Las virtudes fundamentales, Josef Pieper. RIALP, 2003 ISBN 9788432131349
Josef Pieper was a German philosopher (Elte -Westfalia-, May 4, 1904 Münster, November 6, 1997). He studied philosophy, law and sociology at the universities of Berlin and Münster. He began teaching in 1946 at the School of Education at Essen. From 1950 he was professor of philosophical anthropology at the University of Münster. He was a member of the German Academy for Language and Poetry (Darmstadt) and the Centre for Studies in Research.
His works are often short, agile and pithy; he has confessed on occasion: "I in shaping my ideas, was inspired by a musical form: the suite" (V. Marrero, Pieper or a 'suite' aquiniana, "ABC", Madrid 7 Mar 1968.). Research and philosophical Pieper exhibitions have focused mainly on the basis of anthropology. After rising to meet with his doctoral thesis on St. Thomas Aquinas (1928-1929) was particularly interested in sociology, then ethics.
The phenomenological method and metaphysics converge on it to solidly study the human structure, full of ontological sense and open to authentic values, deep analysis and exciting trials. The ontology is integrated into Pieper with history and eschatology, covering the entire arc of human existence.

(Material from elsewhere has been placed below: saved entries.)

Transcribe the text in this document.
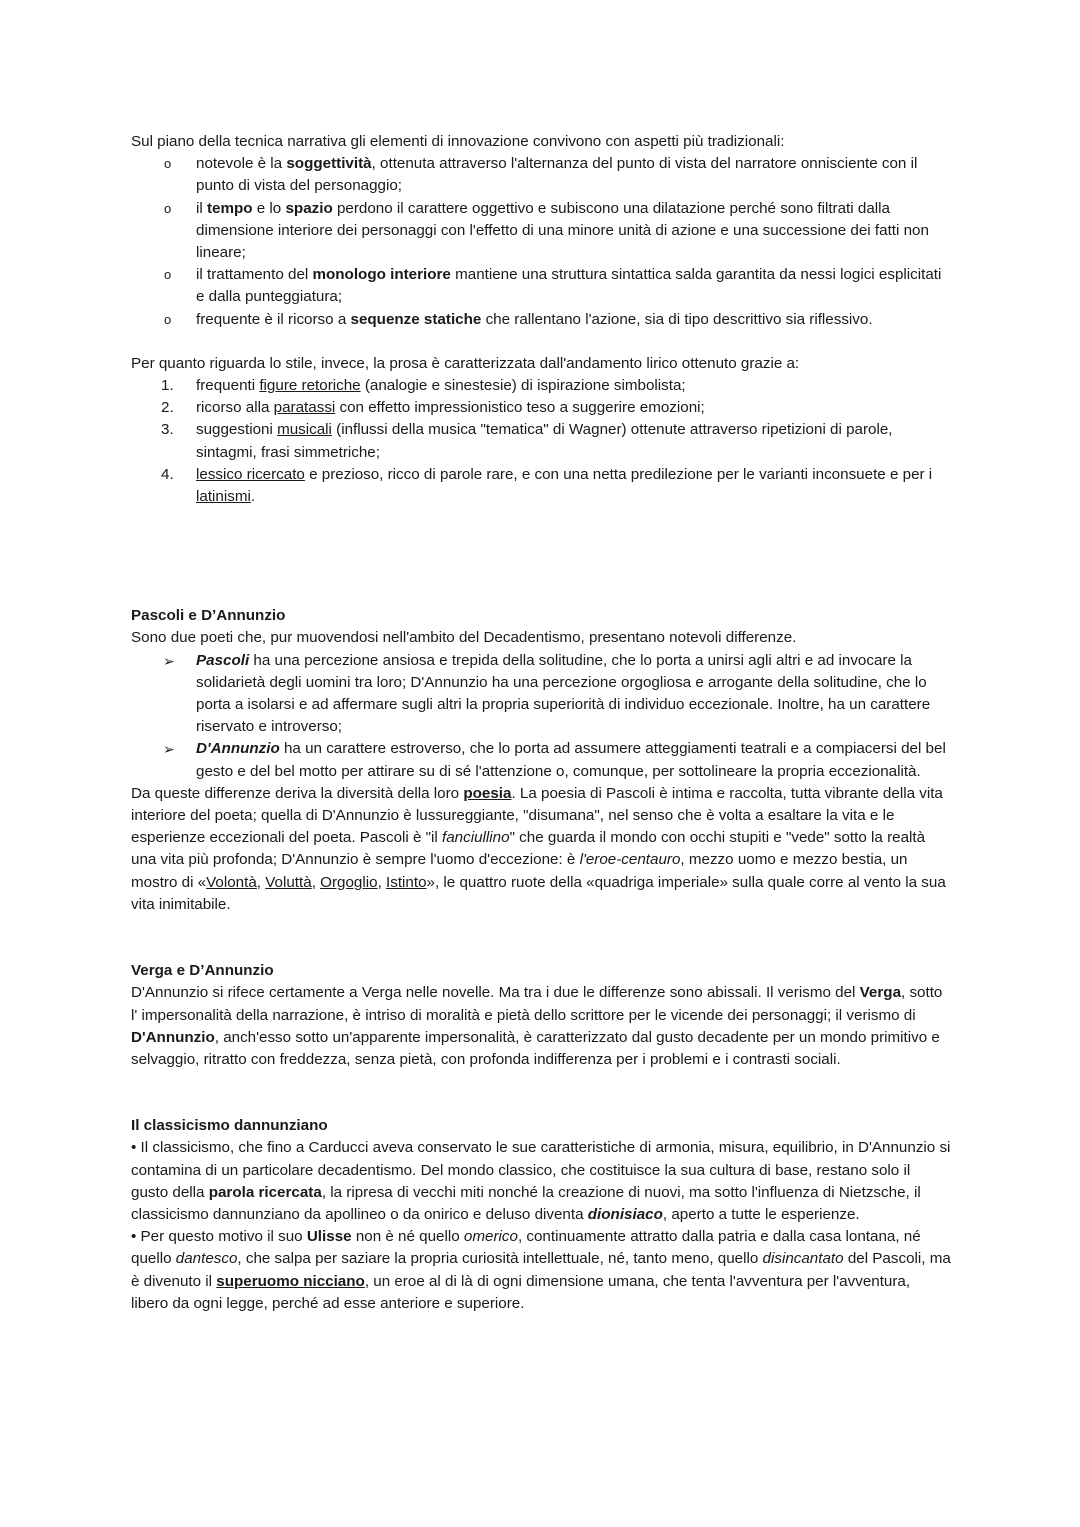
Sul piano della tecnica narrativa gli elementi di innovazione convivono con aspetti più tradizionali:

o	notevole è la soggettività, ottenuta attraverso l'alternanza del punto di vista del narratore onnisciente con il punto di vista del personaggio;
o	il tempo e lo spazio perdono il carattere oggettivo e subiscono una dilatazione perché sono filtrati dalla dimensione interiore dei personaggi con l'effetto di una minore unità di azione e una successione dei fatti non lineare;
o	il trattamento del monologo interiore mantiene una struttura sintattica salda garantita da nessi logici esplicitati e dalla punteggiatura;
o	frequente è il ricorso a sequenze statiche che rallentano l'azione, sia di tipo descrittivo sia riflessivo.

Per quanto riguarda lo stile, invece, la prosa è caratterizzata dall'andamento lirico ottenuto grazie a:

1.	frequenti figure retoriche (analogie e sinestesie) di ispirazione simbolista;
2.	ricorso alla paratassi con effetto impressionistico teso a suggerire emozioni;
3.	suggestioni musicali (influssi della musica "tematica" di Wagner) ottenute attraverso ripetizioni di parole, sintagmi, frasi simmetriche;
4.	lessico ricercato e prezioso, ricco di parole rare, e con una netta predilezione per le varianti inconsuete e per i latinismi.

Pascoli e D’Annunzio

Sono due poeti che, pur muovendosi nell'ambito del Decadentismo, presentano notevoli differenze.

➢	Pascoli ha una percezione ansiosa e trepida della solitudine, che lo porta a unirsi agli altri e ad invocare la solidarietà degli uomini tra loro; D'Annunzio ha una percezione orgogliosa e arrogante della solitudine, che lo porta a isolarsi e ad affermare sugli altri la propria superiorità di individuo eccezionale. Inoltre, ha un carattere riservato e introverso;
➢	D'Annunzio ha un carattere estroverso, che lo porta ad assumere atteggiamenti teatrali e a compiacersi del bel gesto e del bel motto per attirare su di sé l'attenzione o, comunque, per sottolineare la propria eccezionalità.

Da queste differenze deriva la diversità della loro poesia. La poesia di Pascoli è intima e raccolta, tutta vibrante della vita interiore del poeta; quella di D'Annunzio è lussureggiante, "disumana", nel senso che è volta a esaltare la vita e le esperienze eccezionali del poeta. Pascoli è "il fanciullino" che guarda il mondo con occhi stupiti e "vede" sotto la realtà una vita più profonda; D'Annunzio è sempre l'uomo d'eccezione: è l'eroe-centauro, mezzo uomo e mezzo bestia, un mostro di «Volontà, Voluttà, Orgoglio, Istinto», le quattro ruote della «quadriga imperiale» sulla quale corre al vento la sua vita inimitabile.

Verga e D’Annunzio

D'Annunzio si rifece certamente a Verga nelle novelle. Ma tra i due le differenze sono abissali. Il verismo del Verga, sotto l' impersonalità della narrazione, è intriso di moralità e pietà dello scrittore per le vicende dei personaggi; il verismo di D'Annunzio, anch'esso sotto un'apparente impersonalità, è caratterizzato dal gusto decadente per un mondo primitivo e selvaggio, ritratto con freddezza, senza pietà, con profonda indifferenza per i problemi e i contrasti sociali.

Il classicismo dannunziano

• Il classicismo, che fino a Carducci aveva conservato le sue caratteristiche di armonia, misura, equilibrio, in D'Annunzio si contamina di un particolare decadentismo. Del mondo classico, che costituisce la sua cultura di base, restano solo il gusto della parola ricercata, la ripresa di vecchi miti nonché la creazione di nuovi, ma sotto l'influenza di Nietzsche, il classicismo dannunziano da apollineo o da onirico e deluso diventa dionisiaco, aperto a tutte le esperienze.

• Per questo motivo il suo Ulisse non è né quello omerico, continuamente attratto dalla patria e dalla casa lontana, né quello dantesco, che salpa per saziare la propria curiosità intellettuale, né, tanto meno, quello disincantato del Pascoli, ma è divenuto il superuomo nicciano, un eroe al di là di ogni dimensione umana, che tenta l'avventura per l'avventura, libero da ogni legge, perché ad esse anteriore e superiore.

This highlights the perennial values of philosophy, which, as the Thomist, knows the wear of time and ignores the novelty of the story.

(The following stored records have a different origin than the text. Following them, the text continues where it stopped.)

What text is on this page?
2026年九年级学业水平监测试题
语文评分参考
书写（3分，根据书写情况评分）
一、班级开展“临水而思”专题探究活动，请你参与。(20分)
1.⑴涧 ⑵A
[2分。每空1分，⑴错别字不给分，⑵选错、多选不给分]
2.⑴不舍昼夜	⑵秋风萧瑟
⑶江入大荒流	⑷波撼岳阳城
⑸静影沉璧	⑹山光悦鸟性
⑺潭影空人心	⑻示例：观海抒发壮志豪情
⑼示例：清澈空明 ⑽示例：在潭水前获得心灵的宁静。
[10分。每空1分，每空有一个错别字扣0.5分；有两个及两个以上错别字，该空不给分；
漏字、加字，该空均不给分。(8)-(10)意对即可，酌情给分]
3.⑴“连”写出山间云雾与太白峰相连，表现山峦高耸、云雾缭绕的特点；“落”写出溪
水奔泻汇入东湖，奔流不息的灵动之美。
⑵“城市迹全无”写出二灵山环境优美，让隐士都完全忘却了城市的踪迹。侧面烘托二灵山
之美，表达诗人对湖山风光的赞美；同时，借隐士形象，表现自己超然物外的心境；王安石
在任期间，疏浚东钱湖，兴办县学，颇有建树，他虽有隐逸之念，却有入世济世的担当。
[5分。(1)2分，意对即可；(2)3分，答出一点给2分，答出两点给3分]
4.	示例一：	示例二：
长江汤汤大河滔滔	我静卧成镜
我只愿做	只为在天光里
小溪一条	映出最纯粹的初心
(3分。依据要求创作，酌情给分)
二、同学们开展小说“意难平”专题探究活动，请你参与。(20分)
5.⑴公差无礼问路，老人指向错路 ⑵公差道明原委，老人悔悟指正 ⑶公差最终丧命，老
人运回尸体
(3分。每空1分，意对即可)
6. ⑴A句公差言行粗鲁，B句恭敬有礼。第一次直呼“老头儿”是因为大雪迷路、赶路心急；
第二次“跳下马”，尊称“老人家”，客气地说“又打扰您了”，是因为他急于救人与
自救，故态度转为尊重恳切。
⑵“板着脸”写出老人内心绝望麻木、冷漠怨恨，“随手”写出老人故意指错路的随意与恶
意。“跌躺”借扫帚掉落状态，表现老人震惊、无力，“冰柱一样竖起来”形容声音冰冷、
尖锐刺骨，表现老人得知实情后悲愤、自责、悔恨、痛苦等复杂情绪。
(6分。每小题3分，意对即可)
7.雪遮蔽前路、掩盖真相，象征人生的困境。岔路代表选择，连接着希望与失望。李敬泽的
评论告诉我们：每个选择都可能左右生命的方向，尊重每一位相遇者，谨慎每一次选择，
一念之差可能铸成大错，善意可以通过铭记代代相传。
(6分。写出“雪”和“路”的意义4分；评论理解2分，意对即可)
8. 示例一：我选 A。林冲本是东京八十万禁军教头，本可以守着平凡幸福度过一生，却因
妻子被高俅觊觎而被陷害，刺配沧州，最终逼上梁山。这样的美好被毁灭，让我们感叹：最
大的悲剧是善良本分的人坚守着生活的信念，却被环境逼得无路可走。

Pieper has conducted a broad and deep reading of Thomas Aquinas in service today's culture. Excellent translator and interpreter of Doctor of Aquino, uses a lively and dynamic terminology, and is singularly attractive in his works, largely as a result of the structure of the same, your personal originality and his deep understanding of Revelation and Theology. There is no doubt that this is a masterpiece, so what does say about the man, his being and his action, its environment and its end, for the collection of stimuli and prospects opened to permanent newness of life.
Pieper studied reality itself in being and nature of things, but never neglect their temporality and history, especially that of the human person. But all this, ultimately, is illuminated by revelation, and thus is not limited to being a philosopher, theologian but also to clarify the understanding of man and of historical experience. Philosophical inquiry can be more or less conditioned by the historical process, but the discourse and philosophical progress is not confused with the historical.

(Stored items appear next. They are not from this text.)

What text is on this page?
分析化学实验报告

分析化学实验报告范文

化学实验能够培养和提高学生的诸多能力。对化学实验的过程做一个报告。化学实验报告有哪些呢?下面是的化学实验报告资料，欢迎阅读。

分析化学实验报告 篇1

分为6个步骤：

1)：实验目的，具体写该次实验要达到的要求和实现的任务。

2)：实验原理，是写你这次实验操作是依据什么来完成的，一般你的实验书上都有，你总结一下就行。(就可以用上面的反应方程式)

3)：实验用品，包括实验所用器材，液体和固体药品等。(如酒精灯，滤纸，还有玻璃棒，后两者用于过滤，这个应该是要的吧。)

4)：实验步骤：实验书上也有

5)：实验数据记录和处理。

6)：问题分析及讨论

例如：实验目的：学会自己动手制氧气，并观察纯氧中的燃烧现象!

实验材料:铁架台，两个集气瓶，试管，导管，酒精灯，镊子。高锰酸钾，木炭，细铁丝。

The German philosopher emphasized with great force and modernity perennial truths of Philosophy and Metaphysics realistic, do not know the ravages of time, but neither ignore the novelty of the story. A fine sensitivity and careful observation of reality bind the Pieper has deep knowledge of the work of Thomas Aquinas, which is excellent translator and interpreter, and has given him his colossal task in the service of contemporary culture.
Your terminology is alive and dynamic; the structure of his works, very modern; his knowledge of philosophy and history, as well as supernatural revelation and theology, deep; penetration and personal originality is evident in each of its pages. All these factors combined hard to find, explain the unique appeal of his works reflected in copious editions and translations.